According to Korean scientists, the ‘wobble’ in Earth’s axis is caused by shifting its mass to meet human drinking water and agriculture needs.
The team estimates that between 1993 and 2010, humans displaced enough water to cause a 31-inch (78.5-centimeter) eastward tilt of the Earth.
If the Earth’s axis were to shift, more sunlight would reach the poles, hastening the melting of polar ice.
Previous studies have demonstrated that melting glaciers and rising sea levels can further change Earth’s mass distribution in a vicious cycle.
Researchers from Seoul National University conducted the latest study, published in Geophysical Research Letters.
According to our research, groundwater redistribution is the most critical factor in the rotating pole’s movement due to climate change. In contrast to the permanent positions of the geographic north and south, the rotating pole of Earth moves concerning the crust.
However, because mass distribution is influenced by water distribution, the axis begins to shift and wobble when water is removed from one region of the globe.

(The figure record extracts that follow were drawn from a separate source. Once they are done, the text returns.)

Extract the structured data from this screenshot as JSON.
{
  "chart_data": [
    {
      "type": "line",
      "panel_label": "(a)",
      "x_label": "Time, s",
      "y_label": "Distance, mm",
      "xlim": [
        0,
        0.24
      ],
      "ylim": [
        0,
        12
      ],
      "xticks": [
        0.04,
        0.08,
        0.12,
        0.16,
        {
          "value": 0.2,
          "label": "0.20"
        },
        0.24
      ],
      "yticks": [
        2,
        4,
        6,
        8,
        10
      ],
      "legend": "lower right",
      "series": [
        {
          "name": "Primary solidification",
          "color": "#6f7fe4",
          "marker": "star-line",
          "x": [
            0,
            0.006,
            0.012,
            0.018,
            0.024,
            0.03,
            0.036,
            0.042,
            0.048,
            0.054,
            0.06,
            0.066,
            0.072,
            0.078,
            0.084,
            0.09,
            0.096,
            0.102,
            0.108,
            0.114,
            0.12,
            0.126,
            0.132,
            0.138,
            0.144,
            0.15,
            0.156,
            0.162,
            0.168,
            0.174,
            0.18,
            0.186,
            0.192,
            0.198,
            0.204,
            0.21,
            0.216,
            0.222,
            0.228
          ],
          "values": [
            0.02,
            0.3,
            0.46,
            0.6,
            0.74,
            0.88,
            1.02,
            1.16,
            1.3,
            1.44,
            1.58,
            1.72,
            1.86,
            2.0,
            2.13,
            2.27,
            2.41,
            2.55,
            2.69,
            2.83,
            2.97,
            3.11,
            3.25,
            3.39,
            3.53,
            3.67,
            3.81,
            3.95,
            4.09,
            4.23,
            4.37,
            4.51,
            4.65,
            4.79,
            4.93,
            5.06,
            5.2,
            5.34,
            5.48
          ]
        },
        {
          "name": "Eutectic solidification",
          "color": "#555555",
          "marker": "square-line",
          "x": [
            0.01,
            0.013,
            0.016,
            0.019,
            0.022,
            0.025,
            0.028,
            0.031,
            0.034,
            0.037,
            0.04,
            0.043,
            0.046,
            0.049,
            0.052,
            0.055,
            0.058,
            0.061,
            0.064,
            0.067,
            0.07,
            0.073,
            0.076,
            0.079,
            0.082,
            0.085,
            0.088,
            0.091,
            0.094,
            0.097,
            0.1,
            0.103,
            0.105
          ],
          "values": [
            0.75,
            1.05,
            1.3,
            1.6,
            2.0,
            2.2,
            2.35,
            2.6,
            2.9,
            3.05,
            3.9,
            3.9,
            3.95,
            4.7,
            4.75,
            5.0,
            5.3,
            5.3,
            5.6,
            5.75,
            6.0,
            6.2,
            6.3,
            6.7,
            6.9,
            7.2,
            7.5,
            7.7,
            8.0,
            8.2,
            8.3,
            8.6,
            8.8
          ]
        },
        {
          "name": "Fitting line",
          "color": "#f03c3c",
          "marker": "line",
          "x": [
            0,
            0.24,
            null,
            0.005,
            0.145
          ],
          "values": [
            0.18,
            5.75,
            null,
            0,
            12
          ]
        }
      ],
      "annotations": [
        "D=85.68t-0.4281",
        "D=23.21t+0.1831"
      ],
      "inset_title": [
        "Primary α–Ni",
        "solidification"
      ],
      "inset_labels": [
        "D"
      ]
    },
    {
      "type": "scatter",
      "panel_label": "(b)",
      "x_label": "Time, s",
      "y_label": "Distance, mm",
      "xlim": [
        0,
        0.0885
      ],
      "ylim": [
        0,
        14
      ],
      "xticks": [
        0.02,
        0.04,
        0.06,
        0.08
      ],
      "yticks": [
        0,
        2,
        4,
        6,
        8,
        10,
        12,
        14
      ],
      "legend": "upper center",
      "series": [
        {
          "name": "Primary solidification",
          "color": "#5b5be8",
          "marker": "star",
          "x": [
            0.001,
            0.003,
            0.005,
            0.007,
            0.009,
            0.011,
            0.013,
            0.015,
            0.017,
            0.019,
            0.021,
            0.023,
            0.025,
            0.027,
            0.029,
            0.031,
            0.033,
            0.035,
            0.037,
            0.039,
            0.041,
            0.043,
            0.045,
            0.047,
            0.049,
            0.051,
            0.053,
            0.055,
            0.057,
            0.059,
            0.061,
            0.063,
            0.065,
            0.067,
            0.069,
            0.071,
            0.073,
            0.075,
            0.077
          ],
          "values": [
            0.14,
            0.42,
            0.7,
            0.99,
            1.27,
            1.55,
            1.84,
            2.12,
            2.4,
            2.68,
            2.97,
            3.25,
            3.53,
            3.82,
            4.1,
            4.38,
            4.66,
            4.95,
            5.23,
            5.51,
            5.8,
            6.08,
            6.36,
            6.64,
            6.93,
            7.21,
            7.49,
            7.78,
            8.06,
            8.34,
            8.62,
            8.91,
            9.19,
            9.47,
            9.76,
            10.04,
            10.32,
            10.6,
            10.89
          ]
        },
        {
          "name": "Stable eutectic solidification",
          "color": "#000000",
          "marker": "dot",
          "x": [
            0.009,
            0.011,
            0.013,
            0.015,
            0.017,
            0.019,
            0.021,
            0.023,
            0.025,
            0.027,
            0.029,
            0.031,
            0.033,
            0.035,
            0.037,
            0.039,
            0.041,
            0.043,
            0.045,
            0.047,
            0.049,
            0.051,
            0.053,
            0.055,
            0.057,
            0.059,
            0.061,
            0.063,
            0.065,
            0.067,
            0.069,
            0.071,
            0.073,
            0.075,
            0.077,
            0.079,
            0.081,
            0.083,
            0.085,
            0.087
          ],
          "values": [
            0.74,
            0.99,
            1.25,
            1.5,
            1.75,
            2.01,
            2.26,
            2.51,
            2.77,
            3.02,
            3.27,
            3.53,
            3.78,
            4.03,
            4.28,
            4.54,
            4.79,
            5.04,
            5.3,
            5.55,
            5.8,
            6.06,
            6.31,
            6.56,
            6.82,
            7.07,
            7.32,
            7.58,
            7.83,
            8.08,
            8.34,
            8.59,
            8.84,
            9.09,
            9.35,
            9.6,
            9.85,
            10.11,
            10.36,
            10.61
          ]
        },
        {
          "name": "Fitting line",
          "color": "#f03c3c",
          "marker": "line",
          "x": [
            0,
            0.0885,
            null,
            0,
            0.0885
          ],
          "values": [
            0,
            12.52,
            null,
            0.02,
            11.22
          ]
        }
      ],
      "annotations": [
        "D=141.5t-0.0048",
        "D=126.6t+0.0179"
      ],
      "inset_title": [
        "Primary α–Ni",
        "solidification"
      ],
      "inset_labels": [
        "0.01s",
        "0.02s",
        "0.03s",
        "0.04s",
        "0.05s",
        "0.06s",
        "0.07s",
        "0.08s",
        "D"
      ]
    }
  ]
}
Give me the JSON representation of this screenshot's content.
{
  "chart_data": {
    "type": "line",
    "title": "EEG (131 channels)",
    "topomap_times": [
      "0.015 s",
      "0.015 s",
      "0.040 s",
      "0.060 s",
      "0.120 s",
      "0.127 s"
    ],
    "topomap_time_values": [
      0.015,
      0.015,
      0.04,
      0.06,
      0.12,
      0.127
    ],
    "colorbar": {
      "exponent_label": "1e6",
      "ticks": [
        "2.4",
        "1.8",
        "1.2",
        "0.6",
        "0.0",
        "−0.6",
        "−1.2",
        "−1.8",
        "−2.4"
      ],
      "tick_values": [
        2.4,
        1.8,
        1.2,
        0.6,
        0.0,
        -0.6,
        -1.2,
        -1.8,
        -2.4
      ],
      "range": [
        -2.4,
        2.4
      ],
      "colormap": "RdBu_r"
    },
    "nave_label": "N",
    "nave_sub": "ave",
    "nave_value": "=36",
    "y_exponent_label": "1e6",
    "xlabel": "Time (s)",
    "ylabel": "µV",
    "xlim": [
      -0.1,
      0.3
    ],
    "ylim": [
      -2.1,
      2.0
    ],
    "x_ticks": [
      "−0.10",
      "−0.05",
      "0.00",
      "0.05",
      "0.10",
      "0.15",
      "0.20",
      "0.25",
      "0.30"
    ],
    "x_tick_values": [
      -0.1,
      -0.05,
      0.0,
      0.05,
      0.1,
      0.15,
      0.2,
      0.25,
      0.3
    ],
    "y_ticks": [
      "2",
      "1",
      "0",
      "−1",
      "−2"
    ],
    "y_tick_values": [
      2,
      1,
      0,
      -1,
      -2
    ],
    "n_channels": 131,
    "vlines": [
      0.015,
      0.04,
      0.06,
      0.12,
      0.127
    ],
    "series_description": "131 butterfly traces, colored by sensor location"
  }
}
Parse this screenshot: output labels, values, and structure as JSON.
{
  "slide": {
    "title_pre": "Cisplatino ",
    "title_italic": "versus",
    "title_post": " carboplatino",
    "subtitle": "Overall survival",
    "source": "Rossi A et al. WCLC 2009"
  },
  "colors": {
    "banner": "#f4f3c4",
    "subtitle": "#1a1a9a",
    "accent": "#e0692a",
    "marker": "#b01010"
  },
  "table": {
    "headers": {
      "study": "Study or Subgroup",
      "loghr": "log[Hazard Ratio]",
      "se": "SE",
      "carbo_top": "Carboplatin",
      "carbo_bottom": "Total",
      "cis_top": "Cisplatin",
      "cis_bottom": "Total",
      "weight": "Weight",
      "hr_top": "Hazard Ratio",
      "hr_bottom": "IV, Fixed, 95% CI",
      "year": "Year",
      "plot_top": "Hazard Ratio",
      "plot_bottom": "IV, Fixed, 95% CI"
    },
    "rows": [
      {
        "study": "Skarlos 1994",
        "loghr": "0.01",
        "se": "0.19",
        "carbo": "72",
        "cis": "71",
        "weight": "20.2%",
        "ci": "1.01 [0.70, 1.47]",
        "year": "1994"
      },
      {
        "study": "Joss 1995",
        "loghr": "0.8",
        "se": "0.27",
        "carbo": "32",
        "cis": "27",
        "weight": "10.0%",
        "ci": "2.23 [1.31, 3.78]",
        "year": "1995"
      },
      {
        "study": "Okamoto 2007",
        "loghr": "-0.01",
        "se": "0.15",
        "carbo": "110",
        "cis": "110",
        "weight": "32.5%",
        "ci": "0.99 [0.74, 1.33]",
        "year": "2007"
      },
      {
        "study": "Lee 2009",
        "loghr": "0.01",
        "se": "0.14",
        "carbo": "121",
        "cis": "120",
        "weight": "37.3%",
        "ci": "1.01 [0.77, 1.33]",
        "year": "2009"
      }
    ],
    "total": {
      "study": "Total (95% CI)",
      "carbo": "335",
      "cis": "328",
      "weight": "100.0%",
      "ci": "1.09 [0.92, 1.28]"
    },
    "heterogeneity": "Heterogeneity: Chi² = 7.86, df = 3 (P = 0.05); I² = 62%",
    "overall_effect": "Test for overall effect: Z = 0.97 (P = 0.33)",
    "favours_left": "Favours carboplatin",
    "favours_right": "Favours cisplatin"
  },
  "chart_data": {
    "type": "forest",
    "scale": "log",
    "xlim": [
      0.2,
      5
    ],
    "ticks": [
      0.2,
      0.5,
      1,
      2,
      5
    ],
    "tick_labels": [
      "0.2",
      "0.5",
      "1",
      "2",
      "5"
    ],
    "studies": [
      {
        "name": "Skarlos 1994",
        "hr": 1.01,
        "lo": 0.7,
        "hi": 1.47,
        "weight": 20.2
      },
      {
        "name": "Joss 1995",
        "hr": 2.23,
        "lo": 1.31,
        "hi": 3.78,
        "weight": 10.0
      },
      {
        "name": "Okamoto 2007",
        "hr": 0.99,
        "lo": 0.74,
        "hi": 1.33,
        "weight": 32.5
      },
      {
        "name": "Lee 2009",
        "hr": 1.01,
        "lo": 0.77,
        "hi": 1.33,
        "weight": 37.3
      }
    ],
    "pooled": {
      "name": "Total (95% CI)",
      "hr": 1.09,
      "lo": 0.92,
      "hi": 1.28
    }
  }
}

The wobble of Earth’s axis isn’t noticeable in daily life, but it must be accounted for when using GPS, satellites, or ground observatories to achieve precise readings.
According to the study, the potential impact of groundwater on polar drift depends on its location. They discovered that the rotating pole is most affected by water redistribution at mid-latitudes or the region between the Tropic of Cancer and the Tropic of Capricorn.
Western North America and northwest India, both at midlatitudes, had the most significant amount of water redistribution throughout the research period.
However, the researchers found that water currents are not the main element in determining the axis of rotation.
The sloshing of molten iron in the Earth’s core, melting ice, ocean currents, and storms are all other factors that contribute to the movement of the poles.
One would think the massive oceans would stabilize the earth’s rotation instead of pockets of groundwater used for sustaining life on land having that much influence on our spinning planet.